I know people are going to say go to groups where like minded people are but i never seem to find people or find a fault that just ruins it for me.

  • same. I'll notice some inconsistency with a group and I'll point it out and usually end up kicked out. 

  • After about 20 years of trawling the internet for precisely this reason, I can say with a certain amount of confidence that, at least for me, commonality of interest is no assurance of similarity of thinking. I feel extremely disappointed frankly. We live in the communication age. We have access to the most efficient and sophisticated communication technologies and networks ever developed and I have, up to this point, utterly failed to employ any of it in order to establish any meaningful relationships or even one of any utility. 
    I can only conclude that there are simply no like-minded people to myself. I find this thought disturbing but sadly unsurprising as it has been my experience most of my life. I recently resigned all of my social media accounts as they served no purpose but to distract me from more important things. Probably more information here than required but I thought it relevant to disclose. 

  • The problem with most of us auties is we don't know where we fit so assumptions are made along NT lines and thought processes.       That's doomed to fail.

    I really think you need to dig deep into your childhood and remember what delighted you as a child.      It's usually easier for blokes because there's easy access to cars, trains, Lego etc. so then it's just a case of finding the particular group that suits best.       The focus of all conversations will be about a 'thing' or a defined subject so it's really easy to keep up and learn the rules - it lights all the specialist subject parts of you brain.   Communication can be as simple as grunts of approval  Smiley

    It's much harder for women - unless they're into bloke-stuff.    Most 'female interest' groups like history or book clubs will include a lot of communication skills - lots of masking and maybe some politics.    It's much harder to break into.       A lot of the typical female-interests are solo pursuits too - needlework, jewellery, toy making etc. so it's hard to make a friend group.
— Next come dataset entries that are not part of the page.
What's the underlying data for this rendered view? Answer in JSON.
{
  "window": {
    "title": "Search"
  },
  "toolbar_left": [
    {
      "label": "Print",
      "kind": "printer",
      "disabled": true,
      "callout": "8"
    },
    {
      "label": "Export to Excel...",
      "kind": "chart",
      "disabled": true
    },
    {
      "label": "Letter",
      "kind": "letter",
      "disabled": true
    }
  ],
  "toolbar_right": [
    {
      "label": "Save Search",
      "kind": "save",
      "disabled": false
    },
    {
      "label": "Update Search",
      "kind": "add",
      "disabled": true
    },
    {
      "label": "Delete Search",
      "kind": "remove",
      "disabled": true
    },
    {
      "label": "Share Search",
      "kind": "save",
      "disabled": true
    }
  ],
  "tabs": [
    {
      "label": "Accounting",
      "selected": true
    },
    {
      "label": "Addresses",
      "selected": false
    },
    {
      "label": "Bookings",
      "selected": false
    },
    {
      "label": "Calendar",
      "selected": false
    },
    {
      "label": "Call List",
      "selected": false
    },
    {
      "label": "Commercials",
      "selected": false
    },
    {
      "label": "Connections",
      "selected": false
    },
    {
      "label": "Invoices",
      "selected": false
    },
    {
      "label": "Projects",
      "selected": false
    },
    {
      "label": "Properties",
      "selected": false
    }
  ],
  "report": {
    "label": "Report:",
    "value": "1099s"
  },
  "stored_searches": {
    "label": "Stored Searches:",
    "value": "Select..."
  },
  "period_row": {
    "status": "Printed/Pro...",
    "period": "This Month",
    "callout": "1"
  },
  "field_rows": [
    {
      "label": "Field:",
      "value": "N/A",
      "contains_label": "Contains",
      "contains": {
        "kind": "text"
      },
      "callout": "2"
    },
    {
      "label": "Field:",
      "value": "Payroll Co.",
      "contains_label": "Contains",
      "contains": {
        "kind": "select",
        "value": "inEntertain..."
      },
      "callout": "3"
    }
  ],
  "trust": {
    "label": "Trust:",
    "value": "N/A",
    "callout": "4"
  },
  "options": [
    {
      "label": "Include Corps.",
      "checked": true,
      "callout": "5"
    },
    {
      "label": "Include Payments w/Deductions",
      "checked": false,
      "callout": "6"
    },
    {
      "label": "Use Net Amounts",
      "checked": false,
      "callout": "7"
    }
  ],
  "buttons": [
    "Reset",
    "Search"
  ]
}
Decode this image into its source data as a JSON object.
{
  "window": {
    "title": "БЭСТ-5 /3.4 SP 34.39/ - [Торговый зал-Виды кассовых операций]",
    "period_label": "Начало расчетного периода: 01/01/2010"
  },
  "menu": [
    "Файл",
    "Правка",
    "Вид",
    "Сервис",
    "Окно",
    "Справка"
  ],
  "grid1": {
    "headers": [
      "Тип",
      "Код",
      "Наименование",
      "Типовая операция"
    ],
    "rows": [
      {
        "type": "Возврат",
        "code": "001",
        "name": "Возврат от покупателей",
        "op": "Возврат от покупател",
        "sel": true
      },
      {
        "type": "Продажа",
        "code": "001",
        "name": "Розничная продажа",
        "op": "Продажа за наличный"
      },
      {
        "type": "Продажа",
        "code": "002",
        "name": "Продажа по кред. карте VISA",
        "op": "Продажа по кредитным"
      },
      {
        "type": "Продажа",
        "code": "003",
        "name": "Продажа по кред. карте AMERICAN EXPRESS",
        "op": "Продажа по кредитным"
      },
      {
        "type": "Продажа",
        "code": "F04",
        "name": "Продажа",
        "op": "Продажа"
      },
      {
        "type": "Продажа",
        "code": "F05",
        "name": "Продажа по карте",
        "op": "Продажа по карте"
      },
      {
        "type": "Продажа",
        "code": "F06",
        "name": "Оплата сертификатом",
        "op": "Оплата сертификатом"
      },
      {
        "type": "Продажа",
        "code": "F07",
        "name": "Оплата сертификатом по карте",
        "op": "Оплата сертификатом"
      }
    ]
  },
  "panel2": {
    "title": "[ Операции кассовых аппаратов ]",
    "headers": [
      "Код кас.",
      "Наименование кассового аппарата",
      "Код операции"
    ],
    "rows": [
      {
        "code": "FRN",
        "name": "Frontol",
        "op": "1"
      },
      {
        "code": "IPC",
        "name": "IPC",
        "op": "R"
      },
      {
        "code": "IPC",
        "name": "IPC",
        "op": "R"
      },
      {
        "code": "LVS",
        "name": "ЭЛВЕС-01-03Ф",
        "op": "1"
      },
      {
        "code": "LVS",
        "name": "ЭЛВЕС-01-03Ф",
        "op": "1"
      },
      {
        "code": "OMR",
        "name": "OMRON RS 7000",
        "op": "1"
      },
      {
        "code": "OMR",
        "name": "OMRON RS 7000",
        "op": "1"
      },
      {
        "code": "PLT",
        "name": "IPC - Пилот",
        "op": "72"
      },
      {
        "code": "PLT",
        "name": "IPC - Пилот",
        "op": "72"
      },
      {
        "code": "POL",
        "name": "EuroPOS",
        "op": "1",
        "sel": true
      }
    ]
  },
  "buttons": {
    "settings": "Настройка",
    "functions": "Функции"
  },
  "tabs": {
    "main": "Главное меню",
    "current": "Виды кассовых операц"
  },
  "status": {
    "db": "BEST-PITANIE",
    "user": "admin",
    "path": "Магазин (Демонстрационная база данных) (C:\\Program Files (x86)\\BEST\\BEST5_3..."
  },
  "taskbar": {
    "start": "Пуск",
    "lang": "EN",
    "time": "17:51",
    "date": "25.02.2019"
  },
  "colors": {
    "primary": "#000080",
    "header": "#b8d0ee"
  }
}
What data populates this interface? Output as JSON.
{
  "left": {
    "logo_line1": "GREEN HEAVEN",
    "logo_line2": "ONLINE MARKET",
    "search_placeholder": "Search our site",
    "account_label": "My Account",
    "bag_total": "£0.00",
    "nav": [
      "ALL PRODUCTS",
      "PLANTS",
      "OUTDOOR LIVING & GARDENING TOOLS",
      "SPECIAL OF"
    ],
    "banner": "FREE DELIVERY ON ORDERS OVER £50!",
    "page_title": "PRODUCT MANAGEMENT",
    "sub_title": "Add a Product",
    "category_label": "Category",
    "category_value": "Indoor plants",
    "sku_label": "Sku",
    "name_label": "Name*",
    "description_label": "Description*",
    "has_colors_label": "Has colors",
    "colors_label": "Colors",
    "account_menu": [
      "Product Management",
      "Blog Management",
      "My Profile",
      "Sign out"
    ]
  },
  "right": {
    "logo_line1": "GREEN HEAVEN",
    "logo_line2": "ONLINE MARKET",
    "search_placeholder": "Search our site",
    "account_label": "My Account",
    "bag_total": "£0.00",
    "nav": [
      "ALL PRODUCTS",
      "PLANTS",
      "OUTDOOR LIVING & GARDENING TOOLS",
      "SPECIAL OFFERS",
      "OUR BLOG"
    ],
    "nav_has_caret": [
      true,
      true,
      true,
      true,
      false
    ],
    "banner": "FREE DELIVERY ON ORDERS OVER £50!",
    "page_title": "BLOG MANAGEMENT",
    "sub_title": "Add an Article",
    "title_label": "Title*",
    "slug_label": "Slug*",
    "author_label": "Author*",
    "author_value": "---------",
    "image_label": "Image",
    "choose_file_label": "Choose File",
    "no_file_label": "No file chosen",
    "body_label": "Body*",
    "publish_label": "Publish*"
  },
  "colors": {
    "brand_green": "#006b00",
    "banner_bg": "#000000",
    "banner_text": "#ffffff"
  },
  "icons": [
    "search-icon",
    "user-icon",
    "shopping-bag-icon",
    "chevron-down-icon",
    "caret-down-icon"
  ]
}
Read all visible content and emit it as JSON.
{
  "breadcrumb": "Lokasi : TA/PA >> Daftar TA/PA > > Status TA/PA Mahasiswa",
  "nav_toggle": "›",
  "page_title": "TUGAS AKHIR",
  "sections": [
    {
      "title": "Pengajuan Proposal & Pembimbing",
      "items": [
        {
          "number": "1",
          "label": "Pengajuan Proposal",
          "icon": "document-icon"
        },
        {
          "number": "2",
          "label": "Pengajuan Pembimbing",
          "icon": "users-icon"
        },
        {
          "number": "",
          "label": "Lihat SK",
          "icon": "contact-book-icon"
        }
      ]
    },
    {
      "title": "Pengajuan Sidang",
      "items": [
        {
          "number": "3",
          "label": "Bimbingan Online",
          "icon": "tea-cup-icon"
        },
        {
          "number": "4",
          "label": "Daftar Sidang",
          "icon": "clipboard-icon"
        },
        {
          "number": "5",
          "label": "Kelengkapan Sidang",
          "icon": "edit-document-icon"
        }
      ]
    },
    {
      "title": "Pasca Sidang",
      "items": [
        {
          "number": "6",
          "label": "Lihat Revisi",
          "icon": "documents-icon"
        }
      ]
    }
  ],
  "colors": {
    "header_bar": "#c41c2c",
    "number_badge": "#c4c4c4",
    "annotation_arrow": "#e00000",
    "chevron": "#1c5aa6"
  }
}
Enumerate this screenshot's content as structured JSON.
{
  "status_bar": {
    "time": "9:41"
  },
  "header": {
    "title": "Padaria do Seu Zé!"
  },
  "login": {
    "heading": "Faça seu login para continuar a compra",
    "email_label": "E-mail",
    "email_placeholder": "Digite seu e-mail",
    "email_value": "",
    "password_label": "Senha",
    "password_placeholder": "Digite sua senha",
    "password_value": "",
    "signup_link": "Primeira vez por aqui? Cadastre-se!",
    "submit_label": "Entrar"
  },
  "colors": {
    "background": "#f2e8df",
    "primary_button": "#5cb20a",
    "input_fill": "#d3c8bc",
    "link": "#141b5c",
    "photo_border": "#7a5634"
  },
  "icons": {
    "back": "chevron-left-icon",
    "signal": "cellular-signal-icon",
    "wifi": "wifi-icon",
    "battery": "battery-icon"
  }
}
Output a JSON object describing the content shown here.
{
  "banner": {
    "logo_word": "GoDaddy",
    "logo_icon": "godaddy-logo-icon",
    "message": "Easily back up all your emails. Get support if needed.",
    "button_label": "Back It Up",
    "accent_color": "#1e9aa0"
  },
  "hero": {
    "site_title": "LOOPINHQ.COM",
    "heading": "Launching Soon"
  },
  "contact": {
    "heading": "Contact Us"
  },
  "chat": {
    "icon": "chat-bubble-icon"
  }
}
  • no two people are the same so look for what you have in common and not what is different between you and them. For example i have just joined a local environmentalist group we all clean  part of the coast together and we talk/cooperate as we do this because we have a common goal.  We have 50% women 50% men  all with our wellies on ...... surfer dude is in his wet suit, of course, and even brings his surf board !  but we all get on to do the job. No one gives a monkeys i am autistic which is great !

    We all get covered in delta mud,,,, rich, poor, men, women, young, old,     all just human

  • I spent years trying to be interested in the normal girl stuff, soap operas, fashion, makeup. I wasted so many years trying to fit in and not looking weird. Never figured out that I was expending energy on being miserable.

    I even gave up my costume work because I was too focused on the social aspect and getting worn out when I just needed to focus on the core skills which made me happy and would have helped me to build my career. There seems to always be an emphasis on women being social creatures. I still can't convince my lot at work not to give me a birthday card each year.

    I've joined an online Costume History group which is great for me, as it's helping me tap into the type of thing I enjoy, but even there, there is a substantial amount of social etiquette that I have to be mindful of, even if it's predominantly online at the moment.

    I just asked a question about corset patterns, I made it clear that I had the skills and knowledge, (Just being lazy and didn't want to draft a pattern) I still had people 'advising me' very basic things. The urge to point out that not only have they not actually answered the question, but have also insulted my knowledge on the subject is strong, but I know that will cause me issues within the group. It's all politics as much as it is about the shared interest.

  • 'When you seek, you rarely find.' 

    There's a lot of truth to this statement. Whatever it is we are searching for becomes more difficult to find. It comes to us, usually, when we are not looking for it. Friendship and love are like tiny fragile birds. They are beautiful to behold when we hold them gently in our hands. But if we grip too tightly to hold on to them, we will kill them. You are very lucky if you can find one person in real life with whom you have a genuine affiliation, and the chances of finding them on the internet are worse. It's also true that people find you more interesting when you follow a passion, but will find you less interesting when your passion is finding someone who likes you. 

  • This formed part of my conclusions also

  • Politics is definitely a dominant feature of general social interaction. Often autistic individuals do not respect social hierarchy structures. I know I don’t. With regard to social connection I find that I am only really interested in trust, truth and enlightened self-interest. I have no use for casual interaction or personal aggrandisement. I recognise competence as the only trait that should determine position in any hierarchy and I find it almost impossible to conceal any of this. It is possible that I have become compromised by my resentment of conventional social behaviour. Because honestly? I believe politics may be the very science of evil. By it’s very nature it values popularity achieved through social conflict which I find utterly reprehensible. Obviously therefore I have genuinely no desire to refine the skill and actively avoid engagement. Even at it’s most well-meaning, what you don’t compromise of your integrity in the conflict is ultimately lost in victory.